With only two short months separating her from the future she's built and the past she desperately wants to leave behind, an unexpected death leaves Beyah with no place to go during the interim. Forced to reach out to her last resort, Beyah has to spend the remainder of her summer on a peninsula in Texas with a father she barely knows. Beyah's plan is to keep her head down and let the summer slip by seamlessly, but her new neighbor Samson throws a wrench in that plan.
Samson and Beyah have nothing in common on the surface.
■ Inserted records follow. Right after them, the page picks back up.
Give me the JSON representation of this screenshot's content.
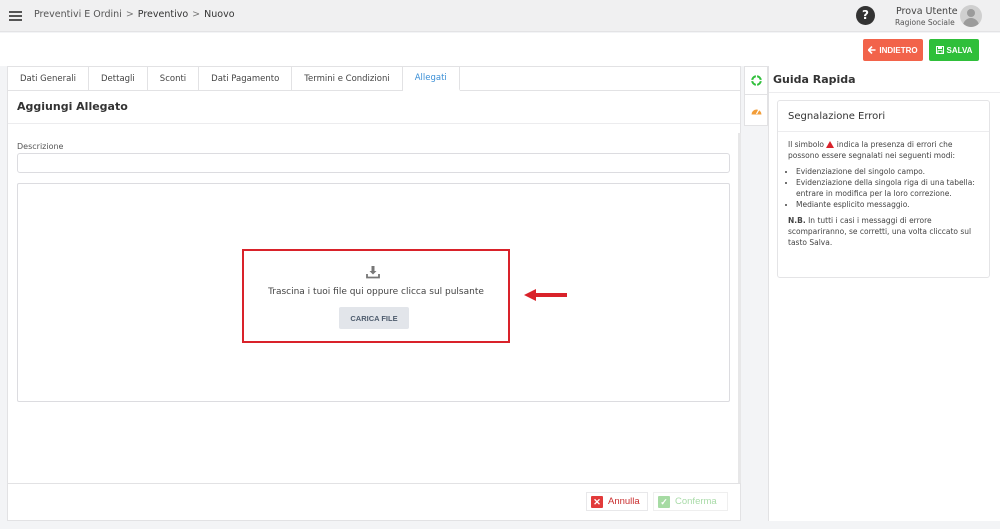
{
  "header": {
    "breadcrumb": [
      "Preventivi E Ordini",
      "Preventivo",
      "Nuovo"
    ],
    "breadcrumb_sep": ">",
    "help_symbol": "?",
    "user_name": "Prova Utente",
    "user_company": "Ragione Sociale"
  },
  "toolbar": {
    "back_label": "INDIETRO",
    "save_label": "SALVA"
  },
  "tabs": [
    "Dati Generali",
    "Dettagli",
    "Sconti",
    "Dati Pagamento",
    "Termini e Condizioni",
    "Allegati"
  ],
  "active_tab": "Allegati",
  "form": {
    "title": "Aggiungi Allegato",
    "description_label": "Descrizione",
    "description_value": "",
    "drop_text": "Trascina i tuoi file qui oppure clicca sul pulsante",
    "upload_label": "CARICA FILE"
  },
  "footer": {
    "cancel_label": "Annulla",
    "confirm_label": "Conferma"
  },
  "guide": {
    "title": "Guida Rapida",
    "card_title": "Segnalazione Errori",
    "intro_before": "Il simbolo",
    "intro_after": "indica la presenza di errori che possono essere segnalati nei seguenti modi:",
    "bullets": [
      "Evidenziazione del singolo campo.",
      "Evidenziazione della singola riga di una tabella: entrare in modifica per la loro correzione.",
      "Mediante esplicito messaggio."
    ],
    "note_bold": "N.B.",
    "note_text": "In tutti i casi i messaggi di errore scompariranno, se corretti, una volta cliccato sul tasto Salva."
  },
  "colors": {
    "back_button": "#f2634a",
    "save_button": "#2fbf3a",
    "active_tab": "#3b8fd6",
    "highlight_border": "#d9222a",
    "cancel": "#e23a3a",
    "confirm": "#a6dba3"
  },
  "icons": {
    "menu": "hamburger-icon",
    "help": "question-circle-icon",
    "avatar": "user-avatar-icon",
    "back": "arrow-left-icon",
    "save": "floppy-disk-icon",
    "upload": "download-tray-icon",
    "pointer": "red-arrow-left-icon",
    "cancel": "close-icon",
    "confirm": "check-icon",
    "side_tab_1": "life-ring-icon",
    "side_tab_2": "gauge-icon",
    "warning": "warning-triangle-icon"
  }
}
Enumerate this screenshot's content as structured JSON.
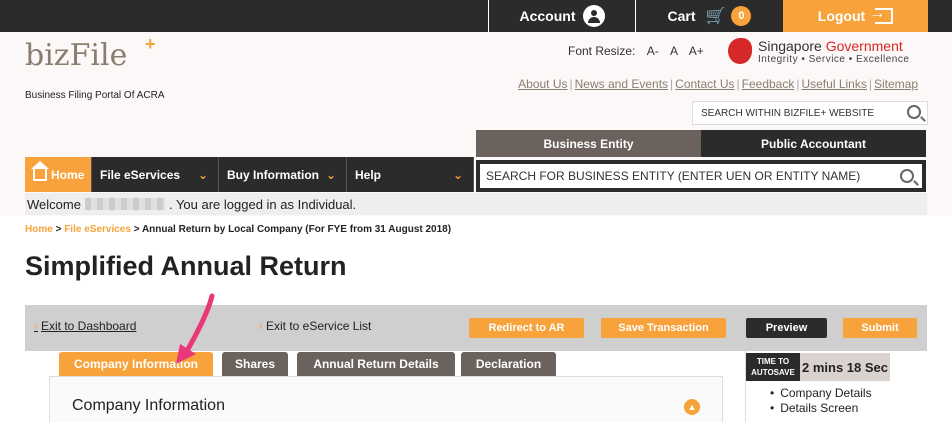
{
  "topbar": {
    "account_label": "Account",
    "cart_label": "Cart",
    "cart_count": "0",
    "logout_label": "Logout"
  },
  "header": {
    "logo_text": "bizFile",
    "logo_plus": "+",
    "tagline": "Business Filing Portal Of ACRA",
    "font_resize_label": "Font Resize:",
    "font_sizes": [
      "A-",
      "A",
      "A+"
    ],
    "gov_title": "Singapore",
    "gov_title2": "Government",
    "gov_subtitle": "Integrity • Service • Excellence",
    "links": [
      "About Us",
      "News and Events",
      "Contact Us",
      "Feedback",
      "Useful Links",
      "Sitemap"
    ],
    "site_search_placeholder": "SEARCH WITHIN BIZFILE+ WEBSITE"
  },
  "entity_tabs": [
    "Business Entity",
    "Public Accountant"
  ],
  "entity_search_placeholder": "SEARCH FOR BUSINESS ENTITY (ENTER UEN OR ENTITY NAME)",
  "nav": {
    "home": "Home",
    "file": "File eServices",
    "buy": "Buy Information",
    "help": "Help"
  },
  "welcome": {
    "prefix": "Welcome",
    "suffix": ". You are logged in as Individual."
  },
  "breadcrumb": {
    "home": "Home",
    "file": "File eServices",
    "current": "Annual Return by Local Company (For FYE from 31 August 2018)"
  },
  "page_title": "Simplified Annual Return",
  "actions": {
    "exit_dashboard": "Exit to Dashboard",
    "exit_list": "Exit to eService List",
    "redirect": "Redirect to AR",
    "save": "Save Transaction",
    "preview": "Preview",
    "submit": "Submit"
  },
  "tabs": [
    "Company Information",
    "Shares",
    "Annual Return Details",
    "Declaration"
  ],
  "section_title": "Company Information",
  "autosave": {
    "label": "TIME TO AUTOSAVE",
    "mins": "2 mins",
    "secs": "18 Sec"
  },
  "side_list": [
    "Company Details",
    "Details Screen"
  ],
  "colors": {
    "accent": "#f7a23b",
    "dark": "#2b2b2b",
    "brown": "#6b625e",
    "annotation": "#e8387a"
  }
}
She comes from a life of poverty and neglect; he comes from a family of wealth and privilege. But one thing they do have in common is that they're both drawn to sad things. Which means they're drawn to each other. With an almost immediate connection too intense for them to continue denying, Beyah and Samson agree to stay in the shallow end of a summer fling. What Beyah doesn't realize is that a rip current is coming, and it's about to drag her heart out to sea.
Review:
One of my favorite things about reading Colleen Hoover's writing is that she includes topics of reality, such as childhood neglect and poverty. Beyah essentially raised herself and we find out that Samson is in the same boat (no pun intended). Every day we see kids (outside of the book) fall through the cracks of the system and get stuck in situations like Samson where he has a criminal background because of choices he had to make in order to survive. Then we see kids like Beyah who live with the bare minimum and turn their lives around to be the opposite of their parents. And frankly those kids deserve everything they never had. I really enjoyed the secretive side of both Beyah and Samson and how they both realize that they are so much alike on the inside. There's a saying, "don't judge a book by its cover," and I think that fits these two perfectly. As for Sara, I'm really happy that her character was of the loving and supportive kind because that made a world of difference for Beyah and her time in Texas, otherwise the story would have been much different. Personally, I loved this book and the literal story it told about Beyah and Samson and what poverty, neglect, and homelessness was like for children. Far too many people experience these things and this helps put it in perspective for those who don't quite understand.